Young people with ADHD are not only at increased risk of starting to smoke cigarettes, they also tend to become more seriously addicted to tobacco and more vulnerable to environmental factors such as having friends or parents who smoke.
ADHD appears to increase level of nicotine dependence in smokers
Study may help shed light on underlying biological mechanisms
Young people with ADHD are not only at increased risk of starting to smoke cigarettes, they also tend to become more seriously addicted to tobacco and more vulnerable to environmental factors such as having friends or parents who smoke, according to a study from Massachusetts General Hospital reseachers. The report in the Journal of Pediatrics also found that individuals with more ADHD-related symptoms, even those who don’t have the full syndrome, are at greater risk of becoming dependent on nicotine than those with fewer symptoms.
“Knowing that ADHD increases the risk of more serious nicotine addiction stresses the importance of prevention efforts aimed at adolescents and their families,” says Timothy Wilens, MD, director of the Substance Abuse Program in the MGH Pediatric Psychopharmacology Department, who led the study. “It also gives us clues about how the neurotransmitter systems involved in ADHD and tobacco use may be interacting.”
Several studies have shown young people with ADHD are more like to smoke and to start smoking at an earlier age. The current investigation was designed to examine whether ADHD also increases the severity of nicotine dependence. Participants were taken from two long-term studies – one in boys and the other in girls – that analyzed a variety of factors in children and adolescents with ADHD compared with a matched control group. Participants completed a standardized questionnaire evaluating smoking history and levels of tobacco dependence in current smokers. Responses from 80 participants with ADHD and 86 controls, all ranging from age 15 to 25, were available for analysis.
While 69 percent of participants with ADHD had ever smoked and 41 percent were current smokers, only 44 percent of controls had ever smoked, with 17 currently smoking. Smokers with ADHD began using tobacco about a year and a half sooner than did control group members, and moderate or higher levels of nicotine dependence were reported by 21 percent of AHDH participants but less than 1 percent of controls.
The two larger studies in which participants enrolled had included assessments of psychiatric symptoms, including those associated with ADHD. For both participants with ADHD and the controls, the more ADHD-related symptoms such as prominent inattention, distraction, overactivity or impulsivity the smokers had, the more serious their dependence on nicotine. A similar increase in tobacco dependence was associated with living with a smoker or having a parent or friend who smoked in ADHD participants but not in controls, implying that the vulnerability to smoking bestowed by ADHD was amplified by environmental factors, Wilens explains.
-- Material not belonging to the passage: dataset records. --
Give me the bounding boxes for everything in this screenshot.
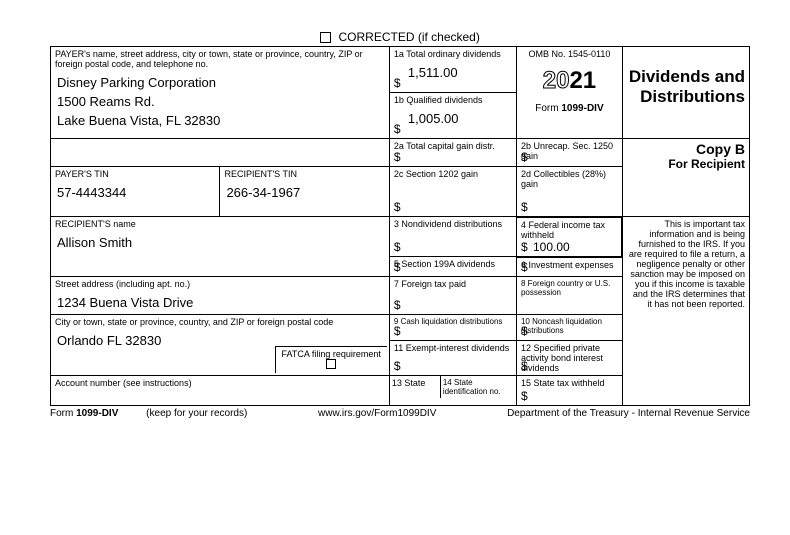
- footer-mid: www.irs.gov/Form1099DIV: [318, 408, 436, 419]
- footer: Form 1099-DIV (keep for your records) ww…: [50, 408, 750, 419]
- box-2d-label: 2d Collectibles (28%) gain: [521, 169, 618, 189]
- tax-year: 2021: [521, 67, 618, 95]
- box-2a-label: 2a Total capital gain distr.: [394, 141, 512, 151]
- corrected-checkbox: [320, 32, 331, 43]
- payer-tin: 57-4443344: [55, 179, 215, 202]
- box-8-label: 8 Foreign country or U.S. possession: [521, 279, 618, 297]
- payer-addr1: 1500 Reams Rd.: [55, 92, 385, 111]
- omb-number: OMB No. 1545-0110: [521, 49, 618, 59]
- box-5-label: 5 Section 199A dividends: [394, 259, 512, 269]
- footer-right: Department of the Treasury - Internal Re…: [507, 408, 750, 419]
- box-13-label: 13 State: [390, 376, 440, 398]
- recipient-tin-label: RECIPIENT'S TIN: [224, 169, 384, 179]
- box-1a-value: 1,511.00: [394, 59, 512, 82]
- form-1099-div: CORRECTED (if checked) PAYER's name, str…: [50, 30, 750, 419]
- corrected-label: CORRECTED (if checked): [338, 30, 479, 44]
- box-9-label: 9 Cash liquidation distributions: [394, 317, 512, 326]
- box-1b-value: 1,005.00: [394, 105, 512, 128]
- account-label: Account number (see instructions): [55, 378, 385, 388]
- box-3-label: 3 Nondividend distributions: [394, 219, 512, 229]
- box-14-label: 14 State identification no.: [440, 376, 516, 398]
- irs-notice: This is important tax information and is…: [627, 219, 745, 309]
- box-7-label: 7 Foreign tax paid: [394, 279, 512, 289]
- payer-tin-label: PAYER'S TIN: [55, 169, 215, 179]
- payer-name: Disney Parking Corporation: [55, 69, 385, 92]
- box-4-value: 100.00: [521, 236, 572, 256]
- recipient-tin: 266-34-1967: [224, 179, 384, 202]
- copy-b: Copy B: [627, 141, 745, 157]
- payer-addr2: Lake Buena Vista, FL 32830: [55, 111, 385, 130]
- payer-section-label: PAYER's name, street address, city or to…: [55, 49, 385, 69]
- recipient-name-label: RECIPIENT'S name: [55, 219, 385, 229]
- form-number: Form 1099-DIV: [521, 103, 618, 114]
- box-11-label: 11 Exempt-interest dividends: [394, 343, 512, 353]
- box-10-label: 10 Noncash liquidation distributions: [521, 317, 618, 335]
- box-15-label: 15 State tax withheld: [521, 378, 618, 388]
- street-label: Street address (including apt. no.): [55, 279, 385, 289]
- fatca-box: FATCA filing requirement: [275, 346, 387, 373]
- box-12-label: 12 Specified private activity bond inter…: [521, 343, 618, 373]
- form-title: Dividends and Distributions: [627, 67, 745, 107]
- box-6-label: 6 Investment expenses: [521, 260, 618, 270]
- box-1b-label: 1b Qualified dividends: [394, 95, 512, 105]
- fatca-checkbox: [326, 359, 336, 369]
- recipient-name: Allison Smith: [55, 229, 385, 252]
- for-recipient: For Recipient: [627, 157, 745, 171]
- form-grid: PAYER's name, street address, city or to…: [50, 46, 750, 406]
- box-1a-label: 1a Total ordinary dividends: [394, 49, 512, 59]
- box-2b-label: 2b Unrecap. Sec. 1250 gain: [521, 141, 618, 161]
- corrected-row: CORRECTED (if checked): [50, 30, 750, 44]
- city-label: City or town, state or province, country…: [55, 317, 385, 327]
- box-2c-label: 2c Section 1202 gain: [394, 169, 512, 179]
- footer-left: Form 1099-DIV (keep for your records): [50, 408, 247, 419]
- recipient-street: 1234 Buena Vista Drive: [55, 289, 385, 312]
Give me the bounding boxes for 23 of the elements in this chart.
The study’s findings also suggests biological mechanisms that may underlie both ADHD and nicotine dependence. “We’ve already shown that nicotine-based medications can treat ADHD symptoms, and it’s known that the children of mothers who smoked during pregnancy are at greater risk of ADHD,” Wilens says. “It looks like interplay between the dopamine system, more substantially related to ADHD and addiction, and the cholinergic system related to smoking is probably important. Further investigations of the neurobiological aspects and potential issues of self-medication should help us better understand what is going on.” Wilens is an associate professor of Psychiatry at Harvard Medical School.
Co-authors of the Journal of Pediatrics article are Michael Vitulano, Joel Adamson, Robert Sawtelle, Linsey Utzinger and Joseph Biederman, MD, of the MGH Pediatric Psychopharmacology Program; and Himanshu Upadhyaya, MD, Medical University of South Carolina. The study was supported in part by the National Institute on Drug Abuse. Wilens has received grant support for other studies from Abbott, Lilly, McNeil, Merck, National Institutes of Health (National Institute on Drug Abuse) and Shire; he is a speaker for McNeil, Novartis and Shire; and serves as a consultant for Abbott, McNeil, Eli Lilly and Company, Merck, NIDA, Novartis, and Shire.
Massachusetts General Hospital, established in 1811, is the original and largest teaching hospital of Harvard Medical School. The MGH conducts the largest hospital-based research program in the United States, with an annual research budget of more than $500 million and major research centers in AIDS, cardiovascular research, cancer, computational and integrative biology, cutaneous biology, human genetics, medical imaging, neurodegenerative disorders, regenerative medicine, systems biology, transplantation biology and photomedicine.